1 Comment - Add Your Comment

The CTA is going to tear up the Red Line from the Cermak/Chinatown stop all the way south to 95th Street next year, a decision that hit South Side commuters in the gut earlier this week.

The Red Line is one of the busiest stretches of track in the entire CTA system, and its ridership depends on it more than almost any other in the city. It connects some of the most impoverished communities in the city with jobs downtown. It’s a vastly important artery.

And it’s in horrible shape.

The options for fixing it were both bad: Cause weekend delays on the line for the next four years, or shut it down for five months. The city chose to rip off the Band-Aid, get it all done at once and save money in the process. That’ll result in $75 million in savings — money they say’s being put into making stations shinier and more handicap-accessible.

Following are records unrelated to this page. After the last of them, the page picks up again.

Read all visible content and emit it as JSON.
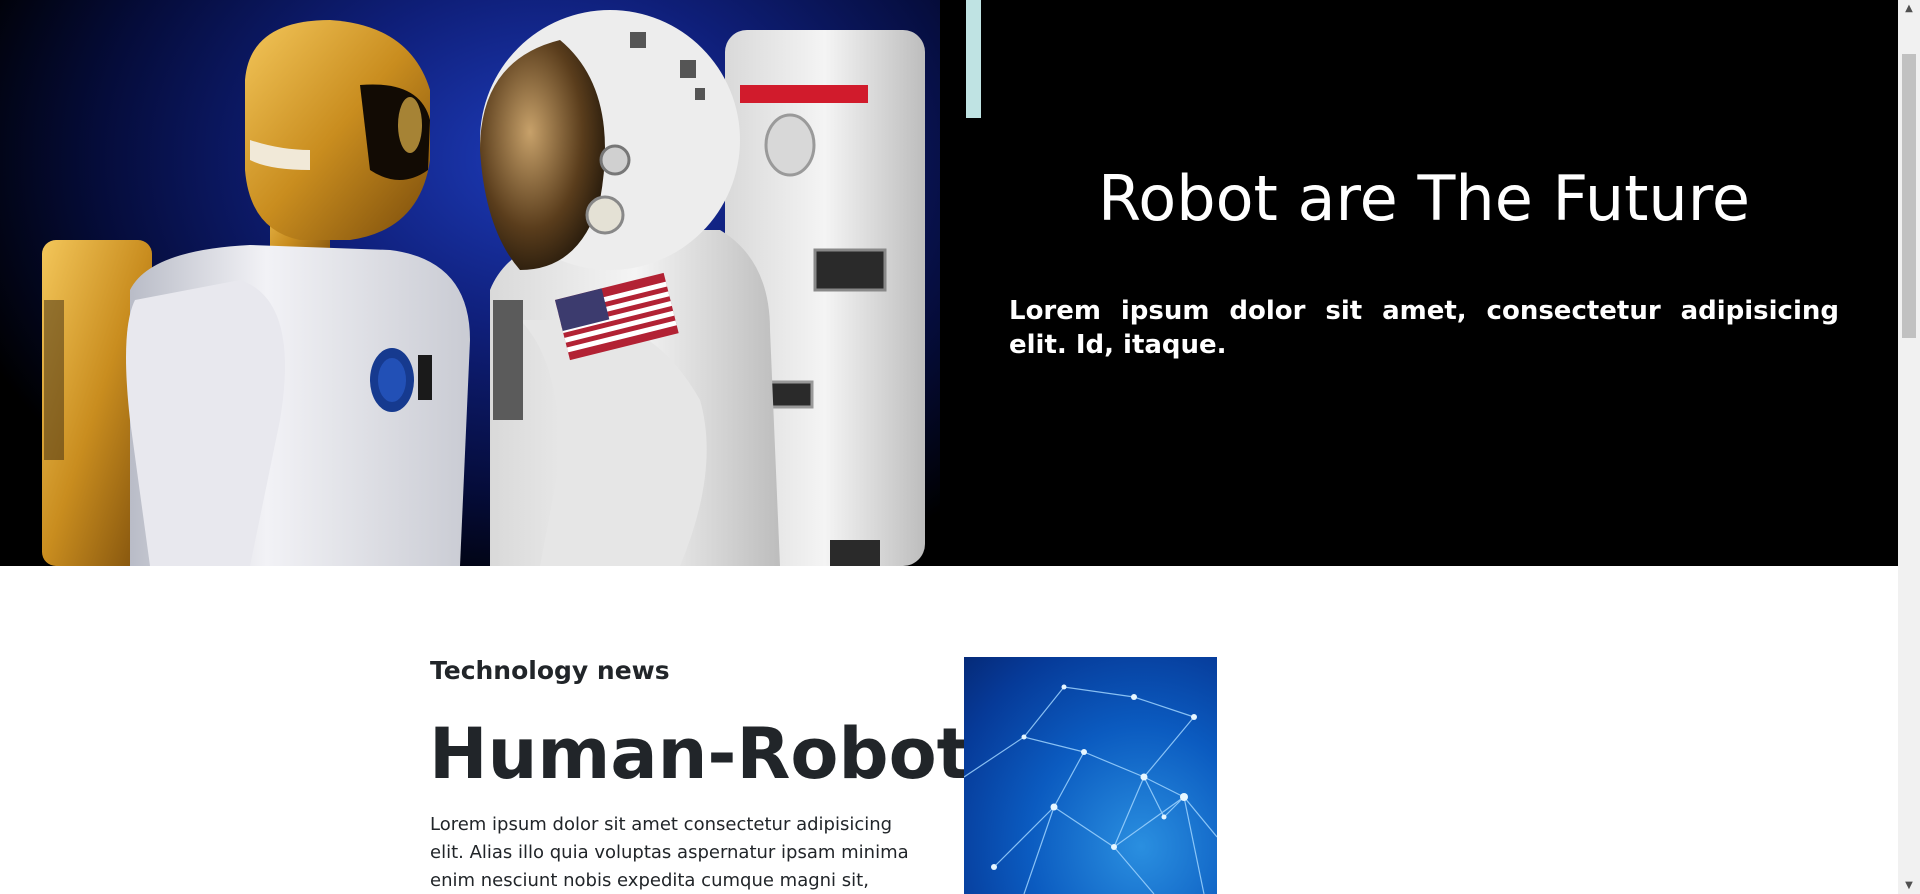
{
  "hero": {
    "title": "Robot are The Future",
    "text": "Lorem ipsum dolor sit amet, consectetur adipisicing elit. Id, itaque.",
    "accent_color": "#bfe3e3",
    "background": "#000000"
  },
  "news": {
    "kicker": "Technology news",
    "title": "Human-Robot",
    "body": "Lorem ipsum dolor sit amet consectetur adipisicing elit. Alias illo quia voluptas aspernatur ipsam minima enim nesciunt nobis expedita cumque magni sit, doloribus eos"
  },
  "scrollbar": {
    "up_icon": "▲",
    "down_icon": "▼"
  }
}
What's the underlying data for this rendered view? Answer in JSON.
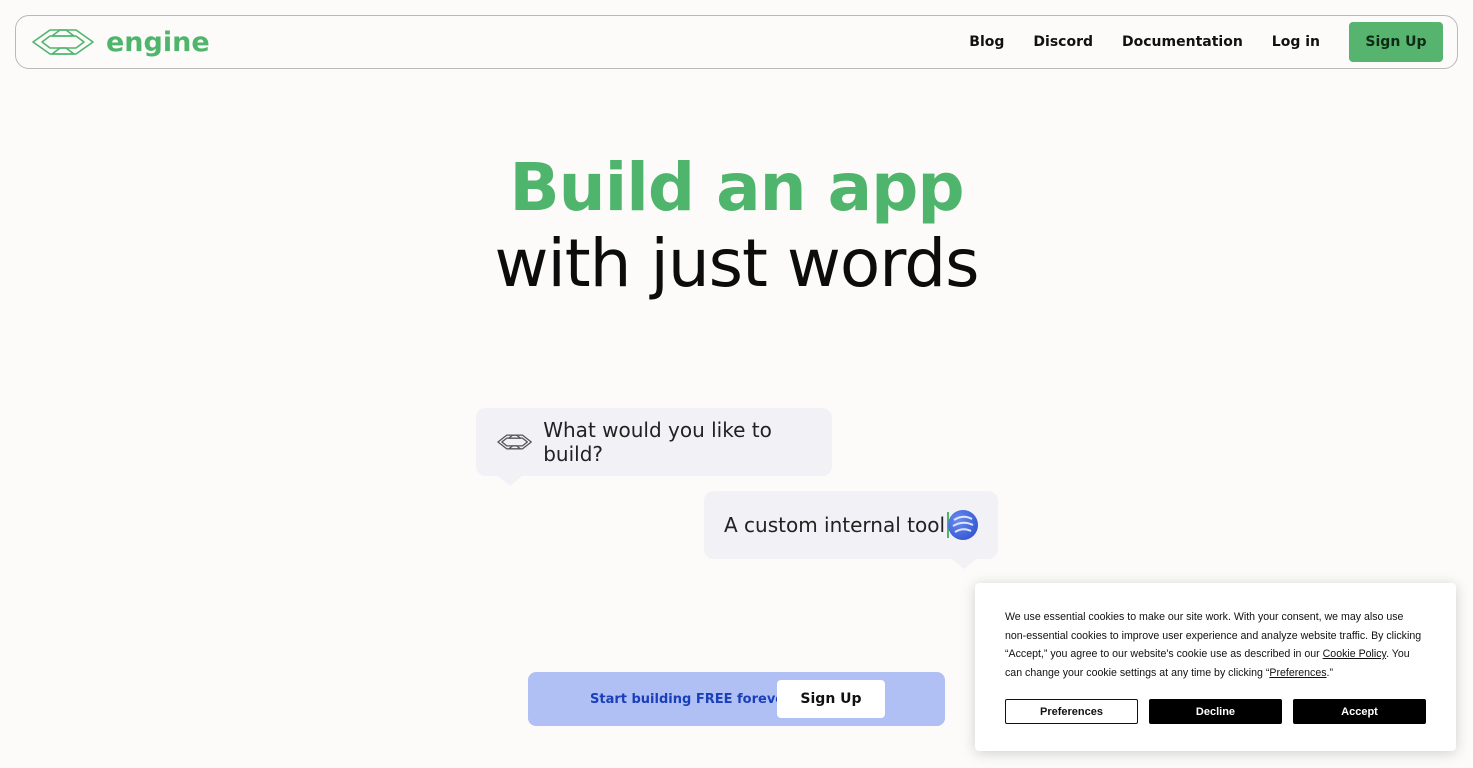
{
  "brand": {
    "name": "engine",
    "logo_icon": "double-chevron-logo-icon",
    "color": "#4fb56c"
  },
  "nav": {
    "links": [
      "Blog",
      "Discord",
      "Documentation",
      "Log in"
    ],
    "signup_label": "Sign Up",
    "signup_color": "#57b46e"
  },
  "hero": {
    "line1": "Build an app",
    "line2": "with just words",
    "accent_color": "#4fb56c"
  },
  "chat": {
    "question": "What would you like to build?",
    "question_icon": "double-chevron-icon",
    "answer": "A custom internal tool",
    "answer_avatar": "user-avatar-icon"
  },
  "cta": {
    "text": "Start building FREE forever",
    "button_label": "Sign Up",
    "bg_color": "#b0c0f5",
    "text_color": "#1a3fb8"
  },
  "cookie": {
    "text_part1": "We use essential cookies to make our site work. With your consent, we may also use non-essential cookies to improve user experience and analyze website traffic. By clicking “Accept,” you agree to our website's cookie use as described in our ",
    "policy_link": "Cookie Policy",
    "text_part2": ". You can change your cookie settings at any time by clicking “",
    "preferences_link": "Preferences",
    "text_part3": ".”",
    "buttons": {
      "preferences": "Preferences",
      "decline": "Decline",
      "accept": "Accept"
    }
  }
}
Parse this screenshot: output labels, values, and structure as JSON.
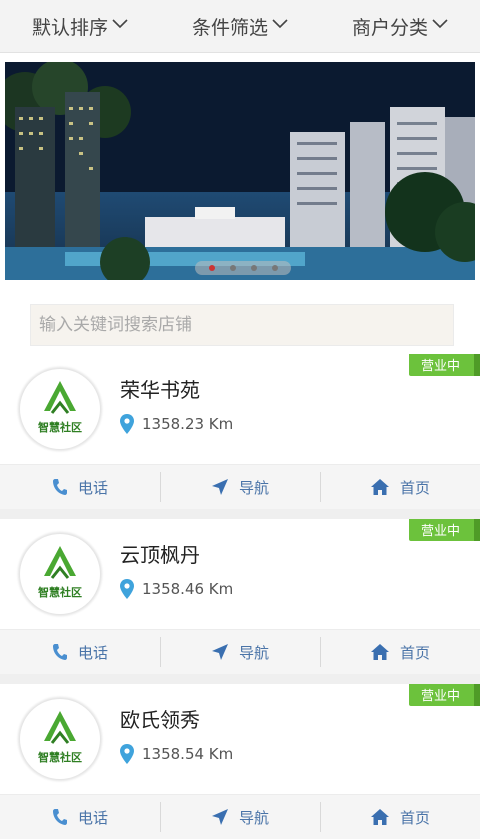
{
  "filters": [
    {
      "label": "默认排序"
    },
    {
      "label": "条件筛选"
    },
    {
      "label": "商户分类"
    }
  ],
  "banner": {
    "dot_count": 4,
    "active_index": 0
  },
  "search": {
    "placeholder": "输入关键词搜索店铺"
  },
  "stores": [
    {
      "name": "荣华书苑",
      "distance": "1358.23 Km",
      "status": "营业中",
      "logo_text": "智慧社区"
    },
    {
      "name": "云顶枫丹",
      "distance": "1358.46 Km",
      "status": "营业中",
      "logo_text": "智慧社区"
    },
    {
      "name": "欧氏领秀",
      "distance": "1358.54 Km",
      "status": "营业中",
      "logo_text": "智慧社区"
    }
  ],
  "actions": {
    "phone": "电话",
    "navigate": "导航",
    "home": "首页"
  },
  "colors": {
    "accent": "#6cc23c",
    "link": "#4a74a8",
    "pin": "#3fa3dc"
  }
}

We think they made the right choice.

Yes, it’s tough to swallow. It’ll hurt the communities that depend on the Red Line and cause interminable commute times. But it’ll be over relatively quickly, and folks will still have transportation options. They’ll just revolve around buses, which aren’t nearly as fast or convenient.

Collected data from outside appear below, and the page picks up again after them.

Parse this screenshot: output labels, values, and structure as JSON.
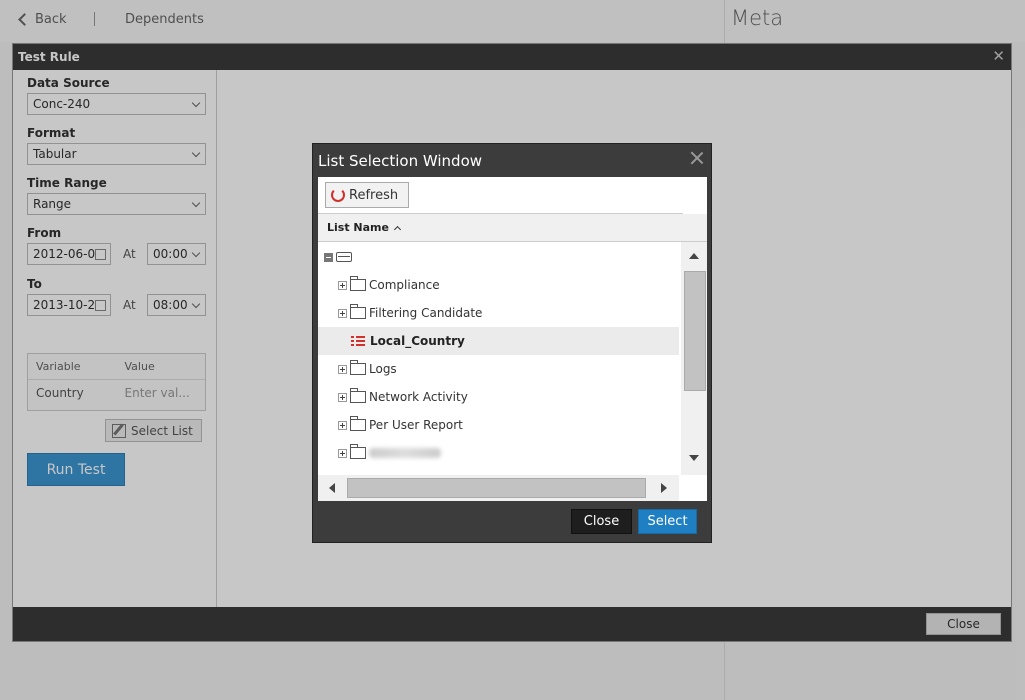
{
  "background": {
    "back_label": "Back",
    "dependents_label": "Dependents",
    "meta_title": "Meta"
  },
  "test_rule": {
    "title": "Test Rule",
    "data_source_label": "Data Source",
    "data_source_value": "Conc-240",
    "format_label": "Format",
    "format_value": "Tabular",
    "time_range_label": "Time Range",
    "time_range_value": "Range",
    "from_label": "From",
    "from_date": "2012-06-0",
    "from_time": "00:00",
    "to_label": "To",
    "to_date": "2013-10-2",
    "to_time": "08:00",
    "at_label": "At",
    "variable_header": "Variable",
    "value_header": "Value",
    "variable_row_name": "Country",
    "variable_row_placeholder": "Enter val...",
    "select_list_label": "Select List",
    "run_test_label": "Run Test",
    "close_label": "Close"
  },
  "list_selection": {
    "title": "List Selection Window",
    "refresh_label": "Refresh",
    "column_header": "List Name",
    "items": [
      {
        "label": "Compliance"
      },
      {
        "label": "Filtering Candidate"
      },
      {
        "label": "Local_Country"
      },
      {
        "label": "Logs"
      },
      {
        "label": "Network Activity"
      },
      {
        "label": "Per User Report"
      }
    ],
    "close_label": "Close",
    "select_label": "Select"
  },
  "colors": {
    "accent_blue": "#1e7fc2",
    "list_icon_red": "#d0312d",
    "header_dark": "#3c3c3c"
  }
}
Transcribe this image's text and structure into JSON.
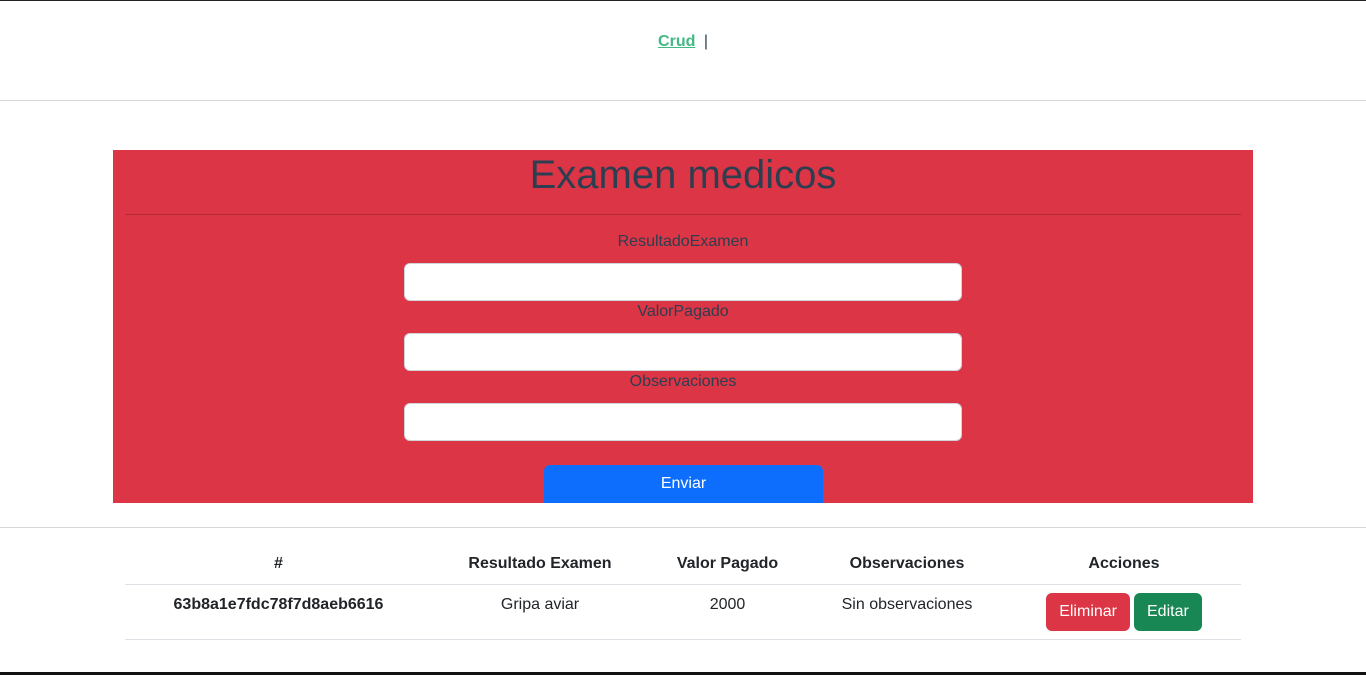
{
  "nav": {
    "link_label": "Crud",
    "separator": "|"
  },
  "form": {
    "title": "Examen medicos",
    "fields": [
      {
        "label": "ResultadoExamen",
        "value": "",
        "placeholder": ""
      },
      {
        "label": "ValorPagado",
        "value": "",
        "placeholder": ""
      },
      {
        "label": "Observaciones",
        "value": "",
        "placeholder": ""
      }
    ],
    "submit_label": "Enviar"
  },
  "table": {
    "headers": [
      "#",
      "Resultado Examen",
      "Valor Pagado",
      "Observaciones",
      "Acciones"
    ],
    "rows": [
      {
        "id": "63b8a1e7fdc78f7d8aeb6616",
        "resultado": "Gripa aviar",
        "valor": "2000",
        "observaciones": "Sin observaciones",
        "delete_label": "Eliminar",
        "edit_label": "Editar"
      }
    ]
  },
  "colors": {
    "panel": "#dc3545",
    "submit": "#0d6efd",
    "delete": "#dc3545",
    "edit": "#198754",
    "nav_link": "#42b983"
  }
}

In Chicago Journal’s turf, Chinatown will suffer. With no train station anywhere near Cermak, it’s likely that downtown’s flow of tourists will slow down significantly. Buses aren’t out-of-towners’ favorite mode of transit, after all.

We hope that the CTA means it when they say they’ll increase bus service to the areas affected by the shutdown, though it remains to be seen what that actually will mean.

We are concerned, though, about how the construction of the Cermak Station on the Green Line will affect this process. Cermak’s construction was scheduled to start in 2013 around the same time Red Line trains will all be rerouted to the Green’s South Side tracks. Track construction will be necessary for that project, and we haven’t gotten a good answer yet about how those two projects will coexist.

File this one under “wait and see.” It’ll be a mess, but someday we’ll look back on it and laugh as the Red Line outraces traffic on the Dan Ryan.

We are no longer accepting new comments on ChicagoJournal.com




By George from Near West Side
Posted: 06/08/2012 10:30 AM

Here is the next question(s)? When this five month project is done in 2013, how long will it be for CTA/RTA begin the Red Line extending further south? When the Green Line Cermak Station is done? At the same time Green Line Cermak Station is being built and/or when the Red Line is expanding further north? I hope people don't have wait another 5 - 10 years for this.